Fehim TAŞTEKİN
Rusya lideri Vladimir Putin’in Cumhurbaşkanı Tayyip Erdoğan’la baş başa pişirdiği normalleşme aşına İran safran katıyor. Astana ortağı olarak İran’ın kendi rengini vermeyeceğini düşünenler vardıysa yanıldılar.
Şam-Tahran hattındaki trafik, Suriye lideri Beşşar el Esad’ın ketumluğunu bozmasına yaradı. Esad’ın Ankara ile normalleşme için “Türk askerinin çekilmesi” ve “terör örgütlerine desteğin kesilmesi” şeklindeki iki temel koşulu bilinse de üçlü görüşmelerin ikinci aşamasına geçilecekken daha açık oynamaya başladı.
Savunma bakanlarının 28 Aralık’taki buluşmasını takiben dışişleri bakanları düzeyindeki toplantının bu ayın ikinci yarısında yapılması yönünde Dışişleri Bakanı Mevlüt Çavuşoğlu ile Rus mevkidaşı Sergey Lavrov arasında ön mutabakat sağlanmıştı. Henüz tarih belirsizdi.

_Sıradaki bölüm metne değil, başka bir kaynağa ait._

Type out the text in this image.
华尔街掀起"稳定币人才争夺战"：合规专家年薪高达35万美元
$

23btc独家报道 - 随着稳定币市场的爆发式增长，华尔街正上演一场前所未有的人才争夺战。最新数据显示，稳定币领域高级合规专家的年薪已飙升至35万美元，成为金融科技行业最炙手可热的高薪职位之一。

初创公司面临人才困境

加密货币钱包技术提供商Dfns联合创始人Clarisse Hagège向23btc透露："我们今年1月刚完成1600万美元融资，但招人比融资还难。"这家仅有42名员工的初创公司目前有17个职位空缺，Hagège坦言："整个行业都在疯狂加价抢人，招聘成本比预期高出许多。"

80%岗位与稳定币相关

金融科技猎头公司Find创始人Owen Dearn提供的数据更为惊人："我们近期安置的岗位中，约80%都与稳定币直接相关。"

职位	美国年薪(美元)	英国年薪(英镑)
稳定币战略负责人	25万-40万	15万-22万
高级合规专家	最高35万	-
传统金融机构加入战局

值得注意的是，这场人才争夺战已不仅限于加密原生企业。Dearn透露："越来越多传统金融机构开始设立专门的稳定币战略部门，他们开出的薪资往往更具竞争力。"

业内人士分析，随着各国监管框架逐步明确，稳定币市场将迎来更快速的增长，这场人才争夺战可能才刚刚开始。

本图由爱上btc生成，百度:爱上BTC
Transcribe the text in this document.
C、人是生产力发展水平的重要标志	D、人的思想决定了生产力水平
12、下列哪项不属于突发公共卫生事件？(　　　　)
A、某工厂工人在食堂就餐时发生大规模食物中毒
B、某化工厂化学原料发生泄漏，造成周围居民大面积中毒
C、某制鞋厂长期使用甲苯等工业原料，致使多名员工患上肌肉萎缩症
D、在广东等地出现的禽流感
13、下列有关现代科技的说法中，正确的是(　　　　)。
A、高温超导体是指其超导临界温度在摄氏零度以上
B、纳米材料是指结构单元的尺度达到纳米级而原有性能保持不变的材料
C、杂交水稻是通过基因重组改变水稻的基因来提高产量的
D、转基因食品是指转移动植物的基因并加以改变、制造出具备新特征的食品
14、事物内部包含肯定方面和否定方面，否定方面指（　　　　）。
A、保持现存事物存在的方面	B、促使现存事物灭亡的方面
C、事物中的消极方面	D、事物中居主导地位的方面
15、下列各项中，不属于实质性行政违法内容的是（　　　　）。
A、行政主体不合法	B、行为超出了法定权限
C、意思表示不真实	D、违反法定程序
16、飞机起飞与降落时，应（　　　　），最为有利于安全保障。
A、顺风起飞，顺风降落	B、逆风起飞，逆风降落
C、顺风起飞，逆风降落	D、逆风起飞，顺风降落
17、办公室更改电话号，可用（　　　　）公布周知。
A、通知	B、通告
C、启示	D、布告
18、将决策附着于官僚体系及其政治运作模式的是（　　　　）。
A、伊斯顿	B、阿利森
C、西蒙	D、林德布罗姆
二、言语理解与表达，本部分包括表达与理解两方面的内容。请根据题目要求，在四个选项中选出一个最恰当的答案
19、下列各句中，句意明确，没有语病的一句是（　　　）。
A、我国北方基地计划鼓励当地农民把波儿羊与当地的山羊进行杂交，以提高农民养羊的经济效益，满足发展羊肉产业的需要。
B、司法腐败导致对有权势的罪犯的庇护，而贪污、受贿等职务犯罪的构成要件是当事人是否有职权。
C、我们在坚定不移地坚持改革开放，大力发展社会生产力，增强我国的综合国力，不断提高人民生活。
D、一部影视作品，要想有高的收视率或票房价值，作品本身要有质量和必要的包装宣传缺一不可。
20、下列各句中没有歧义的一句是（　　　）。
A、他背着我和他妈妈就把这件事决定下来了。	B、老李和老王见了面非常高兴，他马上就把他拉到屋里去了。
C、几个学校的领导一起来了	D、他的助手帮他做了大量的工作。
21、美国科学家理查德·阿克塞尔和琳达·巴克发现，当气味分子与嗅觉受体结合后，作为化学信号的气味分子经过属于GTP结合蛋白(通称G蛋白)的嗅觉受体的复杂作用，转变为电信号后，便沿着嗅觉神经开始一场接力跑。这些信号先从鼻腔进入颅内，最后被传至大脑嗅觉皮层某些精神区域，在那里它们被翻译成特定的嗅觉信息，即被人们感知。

Hatta Şark’ul Evsat gibi gazeteler, Çavuşoğlu’nun 17-18 Ocak’taki Washington ziyaretinden önce 14-15 Ocak’ta Moskova’da Rus ve Suriyeli mevkidaşlarıyla buluşabileceğini yazmıştı. Çavuşoğlu 12 Ocak’ta öngörüyü "Şubat başında olabilir'' sözleriyle güncelledi. Bu sarkmanın nedenini Suriye tarafından öğreniyoruz. Suriyeli üst düzey kaynaklar, 12 Ocak’ta, El Mayadin kanalına “Türk ordusunun Suriye’den çekilmesi başta olmak üzere amaçlar tam olarak belirlenmeden Şam’ın toplantıyı kabul etmediğini” aktardı. Suriyeli kaynaklara göre Erdoğan seçim hesabıyla elini uzatıyor ve Şam bununla ilgilenmiyor.
Esad bu bilginin paylaşıldığı gün Putin’in özel temsilcisi Aleksander Lavrantiyev’le durumu değerlendirdi. Suriye lideri, Rus temsilciye ulusal temelde hedeflere ulaşmak için Rusya ile koordinasyon ve planlama olması gerektiğini söyledi. Hedefleri de işgalin sona ermesi ve teröre desteğin kesilmesi olarak koydu.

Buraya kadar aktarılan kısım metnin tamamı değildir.